Yes all that is possible... but then you are barking at the wrong tree... its not the fault of the octo-core, its the fault of the "SOFTWARE"... when a quad core outperforms a similar octo-core, there is something terribly wrong and inadequate with the "SOFTWARE"...

Yet ppl can even pay a lot of money for crap software lol... you have to go read the thread from the beginning to understand that is "SOFTWARE" above all that commands performance, and is software more tweak this way or that way, that commands becnhmarks .... its all a big Psyops marketing campaign... just don't run or pay for crap software (included games), boycott who ever pushes for those, and everything will fall into "sane" tracks.

hcl123 · Aug 25, 2013

hafijur :

What you don't realize is that the very large majority of monitors tops at 60Hz... so its 60 frames... FPS is another big artificial thing... a Psyops... a tempest in a tea cup meaning nothing.

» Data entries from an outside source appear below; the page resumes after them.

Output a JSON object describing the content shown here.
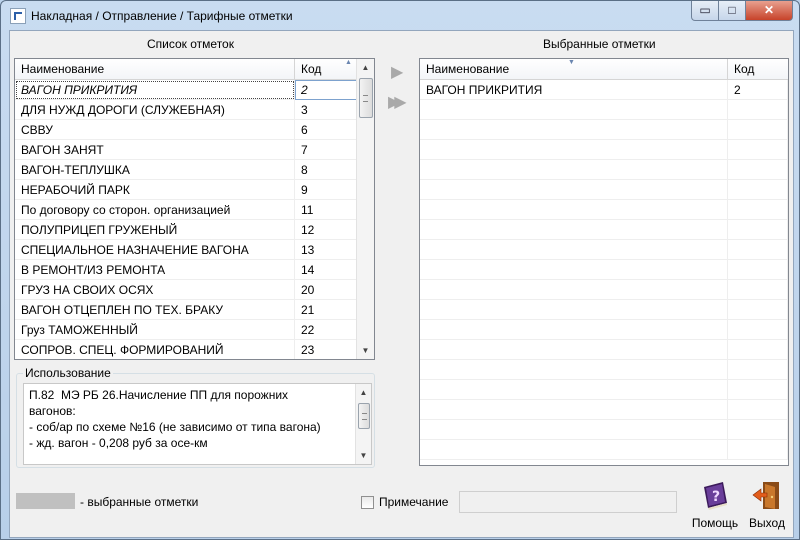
{
  "window": {
    "title": "Накладная / Отправление / Тарифные отметки",
    "min_glyph": "▭",
    "max_glyph": "□",
    "close_glyph": "✕"
  },
  "left_panel": {
    "title": "Список отметок",
    "columns": {
      "name": "Наименование",
      "code": "Код"
    },
    "selected_index": 0,
    "rows": [
      {
        "name": "ВАГОН ПРИКРИТИЯ",
        "code": "2"
      },
      {
        "name": "ДЛЯ НУЖД ДОРОГИ (СЛУЖЕБНАЯ)",
        "code": "3"
      },
      {
        "name": "СВВУ",
        "code": "6"
      },
      {
        "name": "ВАГОН ЗАНЯТ",
        "code": "7"
      },
      {
        "name": "ВАГОН-ТЕПЛУШКА",
        "code": "8"
      },
      {
        "name": "НЕРАБОЧИЙ ПАРК",
        "code": "9"
      },
      {
        "name": "По договору со сторон. организацией",
        "code": "11"
      },
      {
        "name": "ПОЛУПРИЦЕП ГРУЖЕНЫЙ",
        "code": "12"
      },
      {
        "name": "СПЕЦИАЛЬНОЕ НАЗНАЧЕНИЕ ВАГОНА",
        "code": "13"
      },
      {
        "name": "В РЕМОНТ/ИЗ РЕМОНТА",
        "code": "14"
      },
      {
        "name": "ГРУЗ НА СВОИХ ОСЯХ",
        "code": "20"
      },
      {
        "name": "ВАГОН ОТЦЕПЛЕН ПО ТЕХ. БРАКУ",
        "code": "21"
      },
      {
        "name": "Груз ТАМОЖЕННЫЙ",
        "code": "22"
      },
      {
        "name": "СОПРОВ. СПЕЦ. ФОРМИРОВАНИЙ",
        "code": "23"
      }
    ]
  },
  "move_buttons": {
    "add_one": "▶",
    "add_all": "▶▶"
  },
  "right_panel": {
    "title": "Выбранные отметки",
    "columns": {
      "name": "Наименование",
      "code": "Код"
    },
    "rows": [
      {
        "name": "ВАГОН ПРИКРИТИЯ",
        "code": "2"
      }
    ]
  },
  "usage": {
    "label": "Использование",
    "text": "П.82  МЭ РБ 26.Начисление ПП для порожних\nвагонов:\n- соб/ар по схеме №16 (не зависимо от типа вагона)\n- жд. вагон - 0,208 руб за осе-км"
  },
  "legend": {
    "text": "-  выбранные отметки",
    "swatch_color": "#c0c0c0"
  },
  "note": {
    "label": "Примечание",
    "value": ""
  },
  "toolbar": {
    "help_label": "Помощь",
    "exit_label": "Выход"
  },
  "icons": {
    "help": "help-book-icon",
    "exit": "exit-door-icon"
  }
}
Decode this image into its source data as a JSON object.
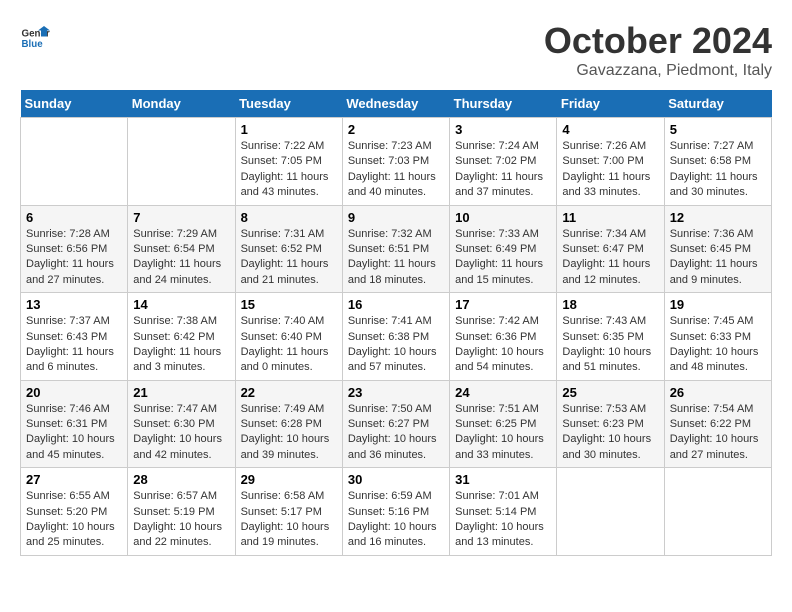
{
  "header": {
    "logo_line1": "General",
    "logo_line2": "Blue",
    "month": "October 2024",
    "location": "Gavazzana, Piedmont, Italy"
  },
  "weekdays": [
    "Sunday",
    "Monday",
    "Tuesday",
    "Wednesday",
    "Thursday",
    "Friday",
    "Saturday"
  ],
  "weeks": [
    [
      {
        "day": "",
        "info": ""
      },
      {
        "day": "",
        "info": ""
      },
      {
        "day": "1",
        "info": "Sunrise: 7:22 AM\nSunset: 7:05 PM\nDaylight: 11 hours and 43 minutes."
      },
      {
        "day": "2",
        "info": "Sunrise: 7:23 AM\nSunset: 7:03 PM\nDaylight: 11 hours and 40 minutes."
      },
      {
        "day": "3",
        "info": "Sunrise: 7:24 AM\nSunset: 7:02 PM\nDaylight: 11 hours and 37 minutes."
      },
      {
        "day": "4",
        "info": "Sunrise: 7:26 AM\nSunset: 7:00 PM\nDaylight: 11 hours and 33 minutes."
      },
      {
        "day": "5",
        "info": "Sunrise: 7:27 AM\nSunset: 6:58 PM\nDaylight: 11 hours and 30 minutes."
      }
    ],
    [
      {
        "day": "6",
        "info": "Sunrise: 7:28 AM\nSunset: 6:56 PM\nDaylight: 11 hours and 27 minutes."
      },
      {
        "day": "7",
        "info": "Sunrise: 7:29 AM\nSunset: 6:54 PM\nDaylight: 11 hours and 24 minutes."
      },
      {
        "day": "8",
        "info": "Sunrise: 7:31 AM\nSunset: 6:52 PM\nDaylight: 11 hours and 21 minutes."
      },
      {
        "day": "9",
        "info": "Sunrise: 7:32 AM\nSunset: 6:51 PM\nDaylight: 11 hours and 18 minutes."
      },
      {
        "day": "10",
        "info": "Sunrise: 7:33 AM\nSunset: 6:49 PM\nDaylight: 11 hours and 15 minutes."
      },
      {
        "day": "11",
        "info": "Sunrise: 7:34 AM\nSunset: 6:47 PM\nDaylight: 11 hours and 12 minutes."
      },
      {
        "day": "12",
        "info": "Sunrise: 7:36 AM\nSunset: 6:45 PM\nDaylight: 11 hours and 9 minutes."
      }
    ],
    [
      {
        "day": "13",
        "info": "Sunrise: 7:37 AM\nSunset: 6:43 PM\nDaylight: 11 hours and 6 minutes."
      },
      {
        "day": "14",
        "info": "Sunrise: 7:38 AM\nSunset: 6:42 PM\nDaylight: 11 hours and 3 minutes."
      },
      {
        "day": "15",
        "info": "Sunrise: 7:40 AM\nSunset: 6:40 PM\nDaylight: 11 hours and 0 minutes."
      },
      {
        "day": "16",
        "info": "Sunrise: 7:41 AM\nSunset: 6:38 PM\nDaylight: 10 hours and 57 minutes."
      },
      {
        "day": "17",
        "info": "Sunrise: 7:42 AM\nSunset: 6:36 PM\nDaylight: 10 hours and 54 minutes."
      },
      {
        "day": "18",
        "info": "Sunrise: 7:43 AM\nSunset: 6:35 PM\nDaylight: 10 hours and 51 minutes."
      },
      {
        "day": "19",
        "info": "Sunrise: 7:45 AM\nSunset: 6:33 PM\nDaylight: 10 hours and 48 minutes."
      }
    ],
    [
      {
        "day": "20",
        "info": "Sunrise: 7:46 AM\nSunset: 6:31 PM\nDaylight: 10 hours and 45 minutes."
      },
      {
        "day": "21",
        "info": "Sunrise: 7:47 AM\nSunset: 6:30 PM\nDaylight: 10 hours and 42 minutes."
      },
      {
        "day": "22",
        "info": "Sunrise: 7:49 AM\nSunset: 6:28 PM\nDaylight: 10 hours and 39 minutes."
      },
      {
        "day": "23",
        "info": "Sunrise: 7:50 AM\nSunset: 6:27 PM\nDaylight: 10 hours and 36 minutes."
      },
      {
        "day": "24",
        "info": "Sunrise: 7:51 AM\nSunset: 6:25 PM\nDaylight: 10 hours and 33 minutes."
      },
      {
        "day": "25",
        "info": "Sunrise: 7:53 AM\nSunset: 6:23 PM\nDaylight: 10 hours and 30 minutes."
      },
      {
        "day": "26",
        "info": "Sunrise: 7:54 AM\nSunset: 6:22 PM\nDaylight: 10 hours and 27 minutes."
      }
    ],
    [
      {
        "day": "27",
        "info": "Sunrise: 6:55 AM\nSunset: 5:20 PM\nDaylight: 10 hours and 25 minutes."
      },
      {
        "day": "28",
        "info": "Sunrise: 6:57 AM\nSunset: 5:19 PM\nDaylight: 10 hours and 22 minutes."
      },
      {
        "day": "29",
        "info": "Sunrise: 6:58 AM\nSunset: 5:17 PM\nDaylight: 10 hours and 19 minutes."
      },
      {
        "day": "30",
        "info": "Sunrise: 6:59 AM\nSunset: 5:16 PM\nDaylight: 10 hours and 16 minutes."
      },
      {
        "day": "31",
        "info": "Sunrise: 7:01 AM\nSunset: 5:14 PM\nDaylight: 10 hours and 13 minutes."
      },
      {
        "day": "",
        "info": ""
      },
      {
        "day": "",
        "info": ""
      }
    ]
  ]
}
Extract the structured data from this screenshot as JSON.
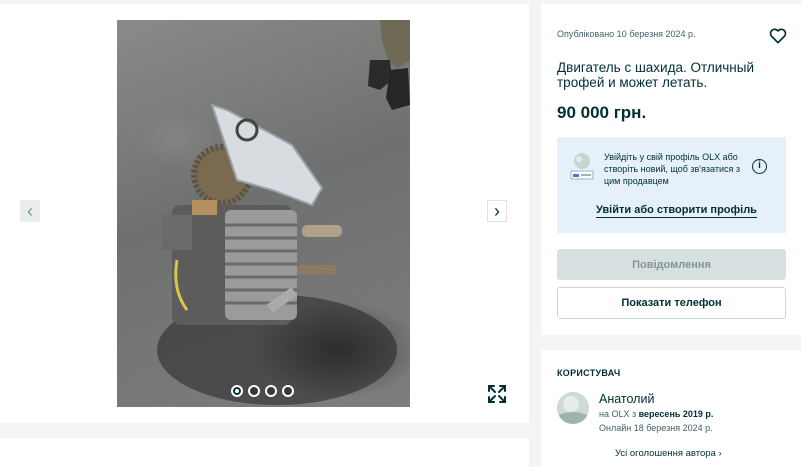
{
  "gallery": {
    "photo_alt": "",
    "prev_icon": "chevron-left-icon",
    "next_icon": "chevron-right-icon",
    "prev_glyph": "‹",
    "next_glyph": "›",
    "dots_count": 4,
    "active_dot": 0,
    "fullscreen_icon": "expand-icon"
  },
  "listing": {
    "published": "Опубліковано 10 березня 2024 р.",
    "title": "Двигатель с шахида. Отличный трофей и может летать.",
    "price": "90 000 грн.",
    "favorite_icon": "heart-icon"
  },
  "promo": {
    "text": "Увійдіть у свій профіль OLX або створіть новий, щоб зв'язатися з цим продавцем",
    "info_glyph": "i",
    "link": "Увійти або створити профіль"
  },
  "buttons": {
    "message": "Повідомлення",
    "phone": "Показати телефон"
  },
  "user": {
    "heading": "КОРИСТУВАЧ",
    "name": "Анатолий",
    "since_prefix": "на OLX з ",
    "since_date": "вересень 2019 р.",
    "online": "Онлайн 18 березня 2024 р.",
    "all_ads": "Усі оголошення автора ›"
  },
  "colors": {
    "primary_text": "#002f34",
    "secondary_text": "#406367",
    "promo_bg": "#e5f0fb",
    "disabled_bg": "#d8dfe0",
    "page_bg": "#f2f4f5"
  }
}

And those game studios committing to "software optimization" for those consoles speaks more volumes than any top hardware. Nothing is absolute of course, but software optimizations is orders of magnitude better than the top hardware, most 100% sure it is. That is why they have chosen relative low specs, they might have over estimated in some cases, but the "option" is quite valid nonetheless.

hcl123 · Aug 25, 2013

de5_Roy :

Sure. Those chips for PS4 and XBone already have HT in the Xbar. Everything is integrated so almost no expansion is needed, in PS4 even the SSD (flash devices) is soldered to the same mobo PCB i think... so there will be no "multi-gpu" unless they soldered to the mobo, and even then, don't know if possible, if there is any more PCIe or HT or any other kind of links available... which btw would defeat the purposes and price targets.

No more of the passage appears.